4月から新年度がスタートし、年金をはじめとするさまざまな制度が見直されています。
その中でも、公的年金を受給している方の生活を支える「年金生活者支援給付金」は、対象となる方にとって見逃せない制度です。
この給付金は、自動的に支給されるわけではなく、所得などの要件を満たした上で、ご自身での請求手続きが必要になる場合があります。
この記事では、2026年度の最新の給付基準額や支給要件、申請方法について詳しく解説します。
あわせて、公的年金の平均受給額の実態にも触れながら、高齢者世帯の家計について考えていきます。
1. 年金に上乗せされる「年金生活者支援給付金」の概要
「年金生活者支援給付金」は、老齢基礎年金、障害基礎年金、または遺族基礎年金を受給している方で、所得などの一定の条件を満たす場合に受け取ることができる制度です。
この給付金は、対象となる年金に応じて「老齢」「障害」「遺族」の3種類に分かれています。
1.1 【老齢年金】年金生活者支援給付金の支給対象となる条件
- 65歳以上で老齢基礎年金を受給していること。
- 同じ世帯に住む全員の市町村民税が非課税であること。
- 前年の公的年金などの収入金額(※1)と、それ以外の所得の合計額が、基準額以下であること。基準額は、昭和31年4月2日以降に生まれた方は80万9000円以下、昭和31年4月1日以前に生まれた方は80万6700円以下です(※2)。

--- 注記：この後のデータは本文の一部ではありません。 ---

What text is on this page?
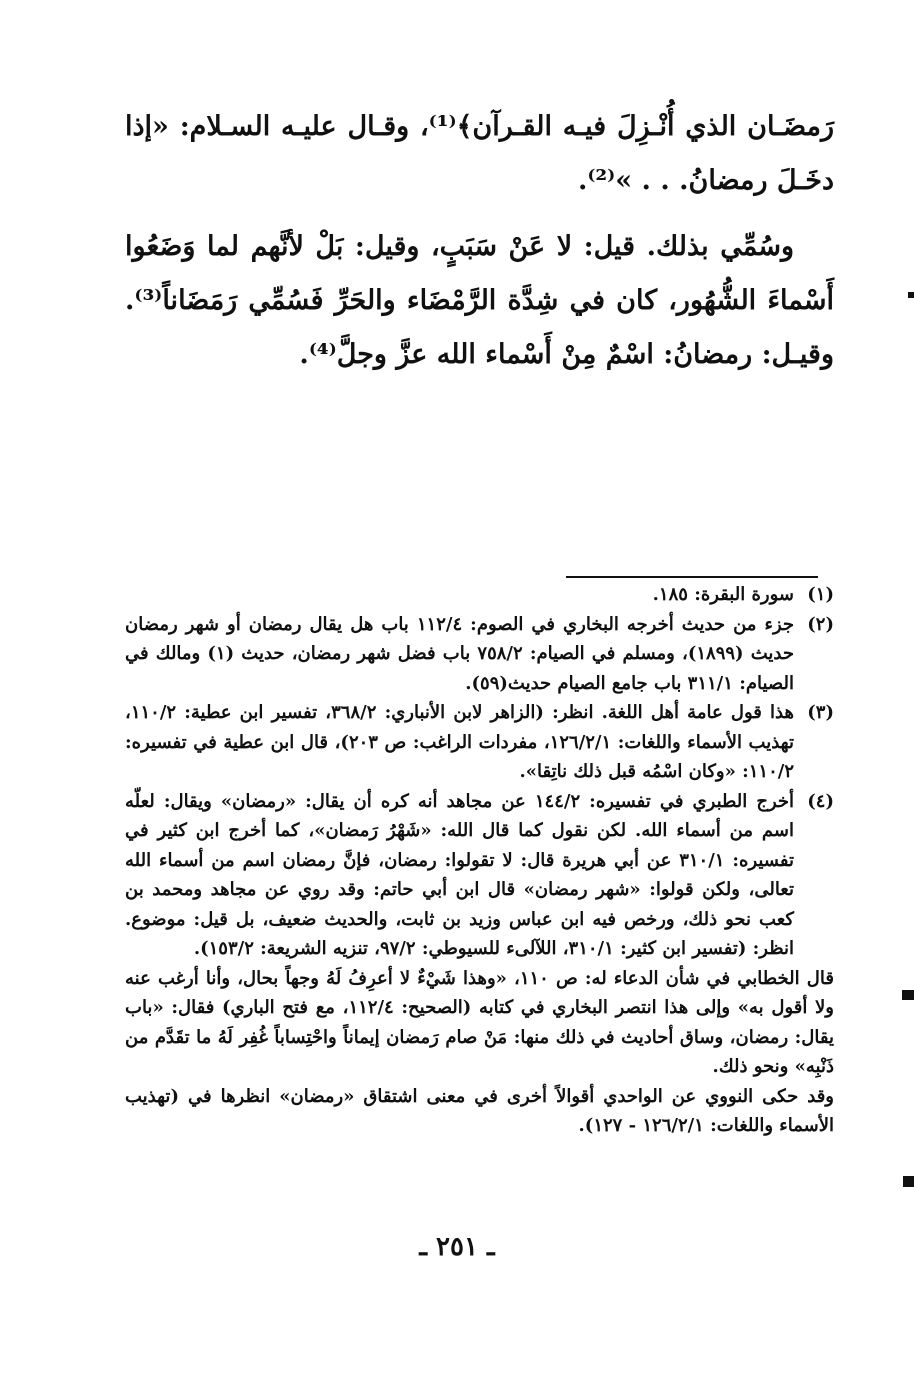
رَمضَـان الذي أُنْـزِلَ فيـه القـرآن﴾⁽¹⁾، وقـال عليـه السـلام: «إذا دخَـلَ رمضانُ. . . »⁽²⁾.

وسُمِّي بذلك. قيل: لا عَنْ سَبَبٍ، وقيل: بَلْ لأنَّهم لما وَضَعُوا أَسْماءَ الشُّهُور، كان في شِدَّة الرَّمْضَاء والحَرِّ فَسُمِّي رَمَضَاناً⁽³⁾. وقيـل: رمضانُ: اسْمٌ مِنْ أَسْماء الله عزَّ وجلَّ⁽⁴⁾.

(١)
سورة البقرة: ١٨٥.
(٢)
جزء من حديث أخرجه البخاري في الصوم: ١١٢/٤ باب هل يقال رمضان أو شهر رمضان حديث (١٨٩٩)، ومسلم في الصيام: ٧٥٨/٢ باب فضل شهر رمضان، حديث (١) ومالك في الصيام: ٣١١/١ باب جامع الصيام حديث(٥٩).
(٣)
هذا قول عامة أهل اللغة. انظر: (الزاهر لابن الأنباري: ٣٦٨/٢، تفسير ابن عطية: ١١٠/٢، تهذيب الأسماء واللغات: ١٢٦/٢/١، مفردات الراغب: ص ٢٠٣)، قال ابن عطية في تفسيره: ١١٠/٢: «وكان اسْمُه قبل ذلك ناتِقا».
(٤)
أخرج الطبري في تفسيره: ١٤٤/٢ عن مجاهد أنه كره أن يقال: «رمضان» ويقال: لعلّه اسم من أسماء الله. لكن نقول كما قال الله: «شَهْرُ رَمضان»، كما أخرج ابن كثير في تفسيره: ٣١٠/١ عن أبي هريرة قال: لا تقولوا: رمضان، فإنَّ رمضان اسم من أسماء الله تعالى، ولكن قولوا: «شهر رمضان» قال ابن أبي حاتم: وقد روي عن مجاهد ومحمد بن كعب نحو ذلك، ورخص فيه ابن عباس وزيد بن ثابت، والحديث ضعيف، بل قيل: موضوع. انظر: (تفسير ابن كثير: ٣١٠/١، اللآلىء للسيوطي: ٩٧/٢، تنزيه الشريعة: ١٥٣/٢).

قال الخطابي في شأن الدعاء له: ص ١١٠، «وهذا شَيْءٌ لا أعرِفُ لَهُ وجهاً بحال، وأنا أرغب عنه ولا أقول به» وإلى هذا انتصر البخاري في كتابه (الصحيح: ١١٢/٤، مع فتح الباري) فقال: «باب يقال: رمضان، وساق أحاديث في ذلك منها: مَنْ صام رَمضان إيماناً واحْتِساباً غُفِر لَهُ ما تقَدَّم من ذَنْبِه» ونحو ذلك.

وقد حكى النووي عن الواحدي أقوالاً أخرى في معنى اشتقاق «رمضان» انظرها في (تهذيب الأسماء واللغات: ١٢٦/٢/١ - ١٢٧).

ـ ٢٥١ ـ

※1 障害年金や遺族年金といった非課税収入は含まれません。
※2 収入と所得の合計額が基準額をわずかに超える方には、「補足的老齢年金生活者支援給付金」が支給される場合があります。具体的には、昭和31年4月2日以降生まれの方は80万9000円超90万9000円以下、昭和31年4月1日以前生まれの方は80万6700円超90万6700円以下の方が対象です。
1.2 【障害年金】年金生活者支援給付金の支給対象となる条件
- 障害基礎年金を受給していること。
- 前年の所得(※)が479万4000円以下であること。この金額は扶養親族の人数によって増額されます。
※ 所得には、障害年金などの非課税収入は含まれません。
1.3 【遺族年金】年金生活者支援給付金の支給対象となる条件
- 遺族基礎年金を受給していること。
- 前年の所得(※)が479万4000円以下であること。この金額は扶養親族の人数によって増額されます。
※ 所得には、遺族年金などの非課税収入は含まれません。
このように、「年金生活者支援給付金」を受け取れるかどうかは、どの種類であっても前年の所得額が重要な判断材料の一つとなっています。